The defined proportions mentioned above for the three components for the adjustable fuel power component composition of the present invention in the preferred embodiment range from 0.001 to 99.998% v/v for component (A); 0.001 to 99.98% for component (B); and 0.001 to 99.998% v/v for component (C) However, in an alternate embodiment, the ranges are 2 to 16% v/v for component (A) 2 to 16% v/v for component (C) and 68 to 96% v/v for component (C). Yet in another alternate embodiment, the ranges are 2 to 14% v/v for component (A); 2 to 36% v/v for component (B) and 50 to 96% v/v for component (C). Of course, other ranges can be employed to achieve the same results in the same way and in the same manner.

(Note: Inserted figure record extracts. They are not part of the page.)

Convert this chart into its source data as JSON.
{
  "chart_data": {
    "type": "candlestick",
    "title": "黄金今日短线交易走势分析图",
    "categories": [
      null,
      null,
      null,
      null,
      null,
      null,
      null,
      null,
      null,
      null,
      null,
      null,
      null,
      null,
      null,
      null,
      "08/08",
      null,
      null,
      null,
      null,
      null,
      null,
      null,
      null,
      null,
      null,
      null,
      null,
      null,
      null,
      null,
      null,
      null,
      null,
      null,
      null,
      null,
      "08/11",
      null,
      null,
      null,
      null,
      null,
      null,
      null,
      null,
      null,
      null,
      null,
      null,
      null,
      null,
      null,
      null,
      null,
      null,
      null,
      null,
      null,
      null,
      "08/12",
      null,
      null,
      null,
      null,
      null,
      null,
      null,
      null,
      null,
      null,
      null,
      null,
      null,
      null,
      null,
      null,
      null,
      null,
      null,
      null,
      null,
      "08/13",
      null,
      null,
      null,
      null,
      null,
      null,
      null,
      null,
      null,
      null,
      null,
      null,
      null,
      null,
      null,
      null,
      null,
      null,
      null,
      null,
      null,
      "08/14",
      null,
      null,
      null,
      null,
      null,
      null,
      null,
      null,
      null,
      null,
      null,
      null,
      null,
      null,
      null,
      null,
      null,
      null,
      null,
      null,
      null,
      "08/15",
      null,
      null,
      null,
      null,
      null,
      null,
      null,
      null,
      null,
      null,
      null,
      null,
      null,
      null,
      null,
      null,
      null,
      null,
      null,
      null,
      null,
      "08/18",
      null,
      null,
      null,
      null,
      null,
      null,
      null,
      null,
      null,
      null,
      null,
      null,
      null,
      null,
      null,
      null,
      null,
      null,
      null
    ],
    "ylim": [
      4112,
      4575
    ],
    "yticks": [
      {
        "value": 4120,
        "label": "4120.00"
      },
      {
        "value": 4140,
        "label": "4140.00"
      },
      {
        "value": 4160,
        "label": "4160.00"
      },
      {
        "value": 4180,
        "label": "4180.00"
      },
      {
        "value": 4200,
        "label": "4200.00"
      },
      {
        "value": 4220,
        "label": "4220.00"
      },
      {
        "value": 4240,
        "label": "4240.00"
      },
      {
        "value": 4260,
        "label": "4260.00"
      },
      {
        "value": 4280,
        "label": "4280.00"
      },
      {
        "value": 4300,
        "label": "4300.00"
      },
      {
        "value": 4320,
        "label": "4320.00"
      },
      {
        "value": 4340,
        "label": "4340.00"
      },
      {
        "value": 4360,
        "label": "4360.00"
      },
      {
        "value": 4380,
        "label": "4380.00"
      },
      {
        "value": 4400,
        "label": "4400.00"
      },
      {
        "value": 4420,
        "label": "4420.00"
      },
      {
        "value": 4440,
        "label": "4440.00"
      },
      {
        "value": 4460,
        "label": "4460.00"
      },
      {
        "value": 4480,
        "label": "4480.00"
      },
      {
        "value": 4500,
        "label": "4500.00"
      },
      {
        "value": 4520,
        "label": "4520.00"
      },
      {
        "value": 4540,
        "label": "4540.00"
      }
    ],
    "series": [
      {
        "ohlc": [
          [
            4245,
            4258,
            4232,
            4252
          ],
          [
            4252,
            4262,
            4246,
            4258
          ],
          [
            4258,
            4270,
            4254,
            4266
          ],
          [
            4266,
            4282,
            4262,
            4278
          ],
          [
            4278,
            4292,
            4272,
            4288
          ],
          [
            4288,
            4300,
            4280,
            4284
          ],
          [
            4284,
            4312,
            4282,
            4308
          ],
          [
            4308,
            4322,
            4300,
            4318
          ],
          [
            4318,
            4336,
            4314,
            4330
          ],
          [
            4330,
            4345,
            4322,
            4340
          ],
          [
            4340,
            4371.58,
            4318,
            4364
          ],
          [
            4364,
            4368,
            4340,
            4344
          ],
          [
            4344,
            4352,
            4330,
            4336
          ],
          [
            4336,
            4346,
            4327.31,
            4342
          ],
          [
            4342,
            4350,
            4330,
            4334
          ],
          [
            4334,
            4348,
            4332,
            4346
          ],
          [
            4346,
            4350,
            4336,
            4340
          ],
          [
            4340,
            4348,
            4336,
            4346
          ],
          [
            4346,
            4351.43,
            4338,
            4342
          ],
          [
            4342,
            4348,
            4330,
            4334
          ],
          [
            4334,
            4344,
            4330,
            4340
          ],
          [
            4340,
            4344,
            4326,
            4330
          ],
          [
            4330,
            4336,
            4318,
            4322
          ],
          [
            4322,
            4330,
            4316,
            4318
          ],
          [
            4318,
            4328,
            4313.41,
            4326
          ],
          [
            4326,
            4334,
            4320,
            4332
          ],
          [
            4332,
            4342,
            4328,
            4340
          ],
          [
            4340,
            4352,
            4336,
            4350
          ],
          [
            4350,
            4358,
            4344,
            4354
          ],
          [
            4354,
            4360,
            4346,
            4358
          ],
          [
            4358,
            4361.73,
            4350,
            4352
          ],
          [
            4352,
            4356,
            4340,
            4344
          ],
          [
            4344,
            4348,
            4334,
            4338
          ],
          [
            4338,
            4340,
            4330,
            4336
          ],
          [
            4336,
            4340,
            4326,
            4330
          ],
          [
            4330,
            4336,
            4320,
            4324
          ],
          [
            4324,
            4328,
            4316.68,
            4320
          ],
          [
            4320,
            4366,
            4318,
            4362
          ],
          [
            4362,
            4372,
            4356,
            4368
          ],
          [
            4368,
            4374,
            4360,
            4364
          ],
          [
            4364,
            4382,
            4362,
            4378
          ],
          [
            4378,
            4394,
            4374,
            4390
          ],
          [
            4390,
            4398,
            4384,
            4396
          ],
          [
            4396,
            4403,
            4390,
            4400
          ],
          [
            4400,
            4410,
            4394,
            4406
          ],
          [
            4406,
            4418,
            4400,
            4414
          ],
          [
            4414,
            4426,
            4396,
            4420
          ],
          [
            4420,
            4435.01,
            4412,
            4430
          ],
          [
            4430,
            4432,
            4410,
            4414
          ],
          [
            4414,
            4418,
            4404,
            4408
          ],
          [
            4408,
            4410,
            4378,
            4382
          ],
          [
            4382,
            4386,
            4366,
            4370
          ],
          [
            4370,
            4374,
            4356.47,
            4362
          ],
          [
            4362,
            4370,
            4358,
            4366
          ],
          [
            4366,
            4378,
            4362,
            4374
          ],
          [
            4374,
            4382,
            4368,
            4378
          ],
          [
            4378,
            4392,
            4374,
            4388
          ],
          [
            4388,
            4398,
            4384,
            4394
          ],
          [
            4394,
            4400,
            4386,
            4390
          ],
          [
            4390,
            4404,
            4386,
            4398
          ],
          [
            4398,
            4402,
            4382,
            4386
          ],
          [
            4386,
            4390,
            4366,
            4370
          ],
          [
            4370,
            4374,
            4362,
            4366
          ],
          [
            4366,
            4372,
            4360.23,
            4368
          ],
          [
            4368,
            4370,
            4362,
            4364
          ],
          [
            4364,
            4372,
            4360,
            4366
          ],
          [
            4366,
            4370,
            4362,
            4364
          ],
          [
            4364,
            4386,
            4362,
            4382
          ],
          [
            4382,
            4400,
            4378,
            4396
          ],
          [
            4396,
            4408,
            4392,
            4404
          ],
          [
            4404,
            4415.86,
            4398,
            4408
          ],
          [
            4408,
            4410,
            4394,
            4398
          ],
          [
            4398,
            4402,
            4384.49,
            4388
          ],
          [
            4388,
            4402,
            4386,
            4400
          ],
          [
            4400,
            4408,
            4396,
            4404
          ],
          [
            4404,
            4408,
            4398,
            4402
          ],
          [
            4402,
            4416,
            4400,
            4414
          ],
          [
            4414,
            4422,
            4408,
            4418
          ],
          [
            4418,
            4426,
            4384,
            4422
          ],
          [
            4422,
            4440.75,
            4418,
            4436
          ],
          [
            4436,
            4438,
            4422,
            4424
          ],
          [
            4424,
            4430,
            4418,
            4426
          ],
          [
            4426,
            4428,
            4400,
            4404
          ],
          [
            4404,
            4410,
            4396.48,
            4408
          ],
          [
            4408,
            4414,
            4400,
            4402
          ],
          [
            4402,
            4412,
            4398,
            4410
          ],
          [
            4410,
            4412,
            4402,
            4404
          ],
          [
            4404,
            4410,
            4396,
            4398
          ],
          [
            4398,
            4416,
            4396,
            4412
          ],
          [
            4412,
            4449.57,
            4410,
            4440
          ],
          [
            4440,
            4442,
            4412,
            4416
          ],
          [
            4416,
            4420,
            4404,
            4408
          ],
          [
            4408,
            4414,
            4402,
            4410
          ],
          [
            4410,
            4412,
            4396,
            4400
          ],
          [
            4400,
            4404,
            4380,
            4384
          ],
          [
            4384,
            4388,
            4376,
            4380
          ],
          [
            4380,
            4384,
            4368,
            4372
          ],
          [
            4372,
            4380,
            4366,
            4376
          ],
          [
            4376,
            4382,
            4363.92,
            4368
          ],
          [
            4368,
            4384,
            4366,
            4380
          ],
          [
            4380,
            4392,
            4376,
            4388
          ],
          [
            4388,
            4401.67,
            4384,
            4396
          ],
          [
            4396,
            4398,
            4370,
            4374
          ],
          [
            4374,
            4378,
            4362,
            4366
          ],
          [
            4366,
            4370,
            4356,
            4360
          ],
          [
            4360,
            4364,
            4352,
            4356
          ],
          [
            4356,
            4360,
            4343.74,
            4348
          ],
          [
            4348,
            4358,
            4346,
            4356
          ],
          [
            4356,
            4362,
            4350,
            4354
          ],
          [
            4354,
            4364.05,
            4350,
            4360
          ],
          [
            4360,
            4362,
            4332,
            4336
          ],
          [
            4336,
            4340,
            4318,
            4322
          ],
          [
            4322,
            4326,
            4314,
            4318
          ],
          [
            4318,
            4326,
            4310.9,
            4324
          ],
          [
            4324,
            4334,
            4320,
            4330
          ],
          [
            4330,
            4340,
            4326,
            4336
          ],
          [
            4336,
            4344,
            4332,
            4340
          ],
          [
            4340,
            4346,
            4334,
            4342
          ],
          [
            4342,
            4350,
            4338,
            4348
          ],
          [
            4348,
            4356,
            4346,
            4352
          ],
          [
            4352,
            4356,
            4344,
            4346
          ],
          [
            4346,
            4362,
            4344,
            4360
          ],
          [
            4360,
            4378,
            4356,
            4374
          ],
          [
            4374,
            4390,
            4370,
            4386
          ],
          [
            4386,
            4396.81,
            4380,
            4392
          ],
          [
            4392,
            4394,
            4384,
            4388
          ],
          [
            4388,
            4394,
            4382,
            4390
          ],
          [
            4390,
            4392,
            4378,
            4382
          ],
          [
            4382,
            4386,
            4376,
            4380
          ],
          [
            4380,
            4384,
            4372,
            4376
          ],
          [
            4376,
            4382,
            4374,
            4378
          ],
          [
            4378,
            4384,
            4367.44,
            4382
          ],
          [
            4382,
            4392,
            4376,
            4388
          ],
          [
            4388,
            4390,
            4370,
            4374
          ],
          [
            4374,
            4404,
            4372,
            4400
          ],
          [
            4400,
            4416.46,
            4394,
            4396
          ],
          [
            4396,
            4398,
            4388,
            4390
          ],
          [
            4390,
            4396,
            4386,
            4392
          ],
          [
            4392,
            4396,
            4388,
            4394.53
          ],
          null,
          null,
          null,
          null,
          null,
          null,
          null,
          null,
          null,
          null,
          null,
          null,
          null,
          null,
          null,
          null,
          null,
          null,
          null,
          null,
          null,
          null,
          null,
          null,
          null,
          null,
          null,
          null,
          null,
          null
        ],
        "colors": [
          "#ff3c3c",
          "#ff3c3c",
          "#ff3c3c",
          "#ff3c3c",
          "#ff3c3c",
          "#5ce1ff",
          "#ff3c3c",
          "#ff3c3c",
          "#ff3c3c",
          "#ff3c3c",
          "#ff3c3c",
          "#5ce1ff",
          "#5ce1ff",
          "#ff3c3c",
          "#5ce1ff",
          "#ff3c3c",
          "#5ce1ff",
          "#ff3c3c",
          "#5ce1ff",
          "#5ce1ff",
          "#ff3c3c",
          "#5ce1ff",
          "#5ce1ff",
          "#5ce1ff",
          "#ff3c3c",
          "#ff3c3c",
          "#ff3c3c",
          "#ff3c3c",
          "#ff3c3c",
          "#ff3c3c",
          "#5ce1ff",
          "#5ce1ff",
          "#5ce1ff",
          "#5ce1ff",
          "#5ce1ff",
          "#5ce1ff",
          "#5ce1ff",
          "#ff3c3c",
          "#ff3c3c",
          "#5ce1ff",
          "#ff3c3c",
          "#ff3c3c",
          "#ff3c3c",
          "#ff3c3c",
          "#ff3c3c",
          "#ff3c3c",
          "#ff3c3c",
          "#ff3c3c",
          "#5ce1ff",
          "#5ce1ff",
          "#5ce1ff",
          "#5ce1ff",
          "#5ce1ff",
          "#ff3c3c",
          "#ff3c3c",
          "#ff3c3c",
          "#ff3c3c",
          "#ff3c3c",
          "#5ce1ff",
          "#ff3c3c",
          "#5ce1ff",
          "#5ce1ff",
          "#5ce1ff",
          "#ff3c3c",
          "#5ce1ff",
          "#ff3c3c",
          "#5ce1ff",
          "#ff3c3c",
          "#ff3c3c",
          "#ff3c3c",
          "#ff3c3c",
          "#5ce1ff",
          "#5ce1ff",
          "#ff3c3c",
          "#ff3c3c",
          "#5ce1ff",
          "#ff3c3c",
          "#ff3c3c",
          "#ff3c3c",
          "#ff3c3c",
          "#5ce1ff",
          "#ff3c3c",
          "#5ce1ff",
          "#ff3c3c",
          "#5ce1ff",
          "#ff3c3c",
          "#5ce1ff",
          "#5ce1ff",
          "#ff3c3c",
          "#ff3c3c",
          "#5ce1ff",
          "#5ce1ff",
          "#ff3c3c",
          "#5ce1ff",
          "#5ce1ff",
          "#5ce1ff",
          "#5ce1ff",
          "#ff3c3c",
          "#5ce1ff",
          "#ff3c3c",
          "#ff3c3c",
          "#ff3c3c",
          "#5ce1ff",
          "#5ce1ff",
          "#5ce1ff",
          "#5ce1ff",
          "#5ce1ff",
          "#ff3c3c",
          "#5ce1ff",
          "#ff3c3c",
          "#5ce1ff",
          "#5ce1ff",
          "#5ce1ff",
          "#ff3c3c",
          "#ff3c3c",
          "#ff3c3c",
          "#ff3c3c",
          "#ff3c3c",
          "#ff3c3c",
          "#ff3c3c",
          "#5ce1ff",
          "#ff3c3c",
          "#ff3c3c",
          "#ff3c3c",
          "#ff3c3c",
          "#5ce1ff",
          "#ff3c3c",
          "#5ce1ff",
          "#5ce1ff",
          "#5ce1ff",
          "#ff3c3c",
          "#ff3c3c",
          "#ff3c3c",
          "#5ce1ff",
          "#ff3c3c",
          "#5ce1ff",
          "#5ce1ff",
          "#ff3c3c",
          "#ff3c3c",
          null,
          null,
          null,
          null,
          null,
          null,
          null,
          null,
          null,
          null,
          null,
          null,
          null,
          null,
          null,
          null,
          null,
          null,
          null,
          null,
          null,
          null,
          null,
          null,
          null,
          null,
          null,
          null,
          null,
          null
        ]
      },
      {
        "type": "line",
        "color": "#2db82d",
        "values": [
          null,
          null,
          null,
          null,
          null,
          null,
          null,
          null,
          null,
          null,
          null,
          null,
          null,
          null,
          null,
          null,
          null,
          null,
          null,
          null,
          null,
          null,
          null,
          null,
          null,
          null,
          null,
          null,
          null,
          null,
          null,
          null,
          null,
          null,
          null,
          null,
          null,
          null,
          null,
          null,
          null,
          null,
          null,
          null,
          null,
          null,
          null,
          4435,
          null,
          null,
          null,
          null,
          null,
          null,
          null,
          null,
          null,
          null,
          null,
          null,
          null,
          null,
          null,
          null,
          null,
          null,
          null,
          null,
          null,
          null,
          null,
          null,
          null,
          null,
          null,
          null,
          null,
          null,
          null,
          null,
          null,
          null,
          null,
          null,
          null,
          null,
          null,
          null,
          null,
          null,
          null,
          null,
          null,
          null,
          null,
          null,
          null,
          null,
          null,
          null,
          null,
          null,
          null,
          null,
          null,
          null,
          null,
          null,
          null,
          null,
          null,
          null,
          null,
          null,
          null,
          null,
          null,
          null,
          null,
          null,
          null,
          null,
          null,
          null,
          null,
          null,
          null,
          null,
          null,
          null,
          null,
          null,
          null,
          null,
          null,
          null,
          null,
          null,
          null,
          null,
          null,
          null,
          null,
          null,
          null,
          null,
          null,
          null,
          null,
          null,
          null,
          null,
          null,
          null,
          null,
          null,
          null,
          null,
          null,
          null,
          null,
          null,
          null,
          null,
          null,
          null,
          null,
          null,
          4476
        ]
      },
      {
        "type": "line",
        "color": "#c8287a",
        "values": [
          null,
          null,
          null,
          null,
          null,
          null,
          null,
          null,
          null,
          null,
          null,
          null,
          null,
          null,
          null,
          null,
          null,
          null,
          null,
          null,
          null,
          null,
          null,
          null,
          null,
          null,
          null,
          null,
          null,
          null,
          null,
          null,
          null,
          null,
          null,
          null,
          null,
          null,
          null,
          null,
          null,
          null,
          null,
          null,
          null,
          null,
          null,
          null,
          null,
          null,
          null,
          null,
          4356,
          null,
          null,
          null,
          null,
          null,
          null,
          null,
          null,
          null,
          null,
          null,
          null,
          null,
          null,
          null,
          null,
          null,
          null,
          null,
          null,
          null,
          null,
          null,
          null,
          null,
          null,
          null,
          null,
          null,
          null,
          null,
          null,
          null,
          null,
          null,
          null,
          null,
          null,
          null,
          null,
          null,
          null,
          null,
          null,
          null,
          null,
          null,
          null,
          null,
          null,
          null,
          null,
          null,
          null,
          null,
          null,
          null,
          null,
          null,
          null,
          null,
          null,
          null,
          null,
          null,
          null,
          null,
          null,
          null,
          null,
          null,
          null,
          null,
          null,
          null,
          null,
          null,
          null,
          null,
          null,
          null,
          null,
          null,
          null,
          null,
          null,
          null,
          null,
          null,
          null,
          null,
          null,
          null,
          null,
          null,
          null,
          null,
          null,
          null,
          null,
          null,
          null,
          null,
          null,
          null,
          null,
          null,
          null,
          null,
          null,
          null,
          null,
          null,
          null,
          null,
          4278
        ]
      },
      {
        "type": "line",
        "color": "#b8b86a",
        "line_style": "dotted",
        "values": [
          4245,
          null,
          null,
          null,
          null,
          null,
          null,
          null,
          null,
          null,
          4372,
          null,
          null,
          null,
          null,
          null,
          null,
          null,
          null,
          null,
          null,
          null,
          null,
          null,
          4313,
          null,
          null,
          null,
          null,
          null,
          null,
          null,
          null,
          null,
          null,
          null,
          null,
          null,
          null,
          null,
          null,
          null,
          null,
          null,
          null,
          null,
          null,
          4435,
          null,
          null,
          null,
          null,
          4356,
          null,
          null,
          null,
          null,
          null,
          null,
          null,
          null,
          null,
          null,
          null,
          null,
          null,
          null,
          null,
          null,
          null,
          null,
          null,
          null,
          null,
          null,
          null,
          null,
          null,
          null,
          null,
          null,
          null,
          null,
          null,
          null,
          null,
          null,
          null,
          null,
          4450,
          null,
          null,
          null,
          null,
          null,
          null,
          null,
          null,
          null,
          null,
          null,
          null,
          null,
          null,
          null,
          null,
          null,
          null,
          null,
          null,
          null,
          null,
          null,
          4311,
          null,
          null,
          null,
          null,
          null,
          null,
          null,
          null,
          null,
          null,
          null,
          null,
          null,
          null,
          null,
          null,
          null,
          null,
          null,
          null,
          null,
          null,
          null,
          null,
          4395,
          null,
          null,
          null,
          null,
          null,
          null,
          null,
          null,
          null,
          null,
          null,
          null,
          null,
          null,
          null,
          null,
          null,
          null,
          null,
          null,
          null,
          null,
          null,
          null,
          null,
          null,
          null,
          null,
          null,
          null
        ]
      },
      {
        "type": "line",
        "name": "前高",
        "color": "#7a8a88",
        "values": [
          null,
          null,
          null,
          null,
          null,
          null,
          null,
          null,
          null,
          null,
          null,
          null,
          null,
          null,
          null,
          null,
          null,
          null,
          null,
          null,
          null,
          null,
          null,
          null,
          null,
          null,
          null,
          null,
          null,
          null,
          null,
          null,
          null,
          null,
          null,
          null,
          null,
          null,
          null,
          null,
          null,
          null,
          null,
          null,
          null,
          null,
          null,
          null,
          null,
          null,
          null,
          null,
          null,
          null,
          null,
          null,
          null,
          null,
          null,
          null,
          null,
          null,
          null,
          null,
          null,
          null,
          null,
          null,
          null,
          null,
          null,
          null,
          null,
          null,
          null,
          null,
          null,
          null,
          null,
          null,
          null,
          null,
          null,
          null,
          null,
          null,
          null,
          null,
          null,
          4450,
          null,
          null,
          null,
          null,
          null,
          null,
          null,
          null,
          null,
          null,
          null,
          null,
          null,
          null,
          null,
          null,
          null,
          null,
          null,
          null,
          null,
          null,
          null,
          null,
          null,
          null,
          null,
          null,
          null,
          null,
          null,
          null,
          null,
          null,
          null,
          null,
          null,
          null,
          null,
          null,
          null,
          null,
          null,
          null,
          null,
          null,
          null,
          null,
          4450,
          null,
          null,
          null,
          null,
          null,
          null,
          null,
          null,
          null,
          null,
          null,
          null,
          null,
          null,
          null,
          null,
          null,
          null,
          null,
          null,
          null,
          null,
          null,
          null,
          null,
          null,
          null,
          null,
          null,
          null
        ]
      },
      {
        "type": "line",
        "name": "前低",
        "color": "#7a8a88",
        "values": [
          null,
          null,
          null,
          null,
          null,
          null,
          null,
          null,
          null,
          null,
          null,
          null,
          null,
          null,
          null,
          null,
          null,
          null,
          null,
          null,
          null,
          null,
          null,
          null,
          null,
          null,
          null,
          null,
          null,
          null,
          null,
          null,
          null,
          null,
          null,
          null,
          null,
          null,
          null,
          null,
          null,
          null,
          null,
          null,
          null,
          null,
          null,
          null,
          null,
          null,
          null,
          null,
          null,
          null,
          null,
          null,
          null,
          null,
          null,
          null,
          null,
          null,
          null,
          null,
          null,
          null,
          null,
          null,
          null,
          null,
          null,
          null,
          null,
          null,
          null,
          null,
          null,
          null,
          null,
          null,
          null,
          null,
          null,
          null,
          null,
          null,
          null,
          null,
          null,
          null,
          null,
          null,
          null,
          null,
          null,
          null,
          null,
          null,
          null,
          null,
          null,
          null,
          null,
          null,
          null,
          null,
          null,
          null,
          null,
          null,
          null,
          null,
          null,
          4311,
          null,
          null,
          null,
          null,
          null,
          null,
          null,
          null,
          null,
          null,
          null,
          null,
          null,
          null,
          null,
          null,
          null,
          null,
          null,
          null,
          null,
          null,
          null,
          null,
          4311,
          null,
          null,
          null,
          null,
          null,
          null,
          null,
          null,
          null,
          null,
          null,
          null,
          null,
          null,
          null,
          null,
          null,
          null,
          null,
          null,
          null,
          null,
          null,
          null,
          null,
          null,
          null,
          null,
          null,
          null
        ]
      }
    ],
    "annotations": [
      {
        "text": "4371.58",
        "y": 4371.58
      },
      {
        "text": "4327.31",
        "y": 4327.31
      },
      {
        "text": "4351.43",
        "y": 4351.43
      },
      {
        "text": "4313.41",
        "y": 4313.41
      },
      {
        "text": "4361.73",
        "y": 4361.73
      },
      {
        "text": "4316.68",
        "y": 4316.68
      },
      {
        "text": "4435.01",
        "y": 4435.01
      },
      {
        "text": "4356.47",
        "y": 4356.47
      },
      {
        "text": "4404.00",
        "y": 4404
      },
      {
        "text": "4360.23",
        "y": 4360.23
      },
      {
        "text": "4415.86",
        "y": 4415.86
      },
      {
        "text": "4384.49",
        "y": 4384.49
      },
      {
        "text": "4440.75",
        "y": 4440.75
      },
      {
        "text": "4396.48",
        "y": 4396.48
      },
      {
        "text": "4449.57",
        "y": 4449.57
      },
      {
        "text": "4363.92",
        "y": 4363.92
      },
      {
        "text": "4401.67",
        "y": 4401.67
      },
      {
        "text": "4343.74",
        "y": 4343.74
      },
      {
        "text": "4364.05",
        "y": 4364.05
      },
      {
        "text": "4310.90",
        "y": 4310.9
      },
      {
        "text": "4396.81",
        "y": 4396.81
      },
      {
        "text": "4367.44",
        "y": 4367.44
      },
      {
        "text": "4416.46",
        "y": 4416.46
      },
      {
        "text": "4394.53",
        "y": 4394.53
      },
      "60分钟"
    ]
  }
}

Therefore, it is understood that the ranges set forth directly above are not meant to be limiting in the percentage mixtures that can be employed with the novel adjustable fuel power booster component composition of the present invention.

The adjustable fuel power booster component composition of the present invention can also include meta-nitrobenzoctadecylamide and/or nitrobenzoctadecylamide. In a preferred embodiment, about 0.3% to about 11% by weight is utilized. These compounds assist in decreasing corrosion levels and improving lubrication properties to a level where accelerated deterioration is avoided in the long range.